Second, the researchers developed a methodology for inferring buyers’ and sellers’ willingness to pay from alternating-offer bargaining data. The researchers applied this methodology to a large dataset of business-to-business used-car transactions containing all back-and-forth actions taken by the negotiating parties. The researchers found that real-world bargaining was inefficient: over half of the cases where a buyer and seller failed to reach agreement, the buyer actually valued the car more than the seller (and hence trade should have occurred, but did not), suggesting that existing models of bargaining—used in courts and by government agencies—that ignore inefficiencies may be inaccurate. This bargaining research is forthcoming in the Review of Economic Studies, a top tier, peer-reviewed journal.

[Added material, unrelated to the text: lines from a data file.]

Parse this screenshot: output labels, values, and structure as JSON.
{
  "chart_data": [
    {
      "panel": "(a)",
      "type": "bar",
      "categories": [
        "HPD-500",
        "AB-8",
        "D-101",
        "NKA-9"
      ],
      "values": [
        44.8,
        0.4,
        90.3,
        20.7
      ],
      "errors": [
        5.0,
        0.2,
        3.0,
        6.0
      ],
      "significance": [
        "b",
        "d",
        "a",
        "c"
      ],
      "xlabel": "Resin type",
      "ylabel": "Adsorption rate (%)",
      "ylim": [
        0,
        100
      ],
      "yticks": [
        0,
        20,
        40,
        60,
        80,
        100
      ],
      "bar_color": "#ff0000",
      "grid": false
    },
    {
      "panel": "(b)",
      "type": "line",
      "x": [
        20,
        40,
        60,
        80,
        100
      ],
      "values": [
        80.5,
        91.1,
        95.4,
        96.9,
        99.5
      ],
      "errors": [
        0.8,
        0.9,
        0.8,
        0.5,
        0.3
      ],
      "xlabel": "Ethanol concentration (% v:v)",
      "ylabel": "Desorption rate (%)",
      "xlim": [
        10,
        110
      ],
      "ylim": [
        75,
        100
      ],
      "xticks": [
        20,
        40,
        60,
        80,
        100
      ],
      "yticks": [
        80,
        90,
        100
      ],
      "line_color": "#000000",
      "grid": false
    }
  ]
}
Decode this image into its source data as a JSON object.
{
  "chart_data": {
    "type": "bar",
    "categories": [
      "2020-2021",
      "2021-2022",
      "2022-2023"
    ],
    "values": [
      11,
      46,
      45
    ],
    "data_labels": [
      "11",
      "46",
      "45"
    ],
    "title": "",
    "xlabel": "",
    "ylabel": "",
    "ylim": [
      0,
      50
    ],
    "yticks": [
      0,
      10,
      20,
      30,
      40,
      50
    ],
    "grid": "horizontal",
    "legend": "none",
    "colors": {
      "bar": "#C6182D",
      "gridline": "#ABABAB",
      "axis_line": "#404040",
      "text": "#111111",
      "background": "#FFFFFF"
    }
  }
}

The researchers also extended this methodology to apply it to bargaining data from eBay.com.
The researchers have presented the results of this work at numerous seminars and conferences throughout the United States and abroad. The project helped in the creation of large datasets on real-world bargaining, which have been publicly released on the NBER website for other researchers to study. Several PhD student research assistants received mentoring and training while working on the projects related to this grant, some of whom have now moved on to assistant professor positions at high-ranking business schools.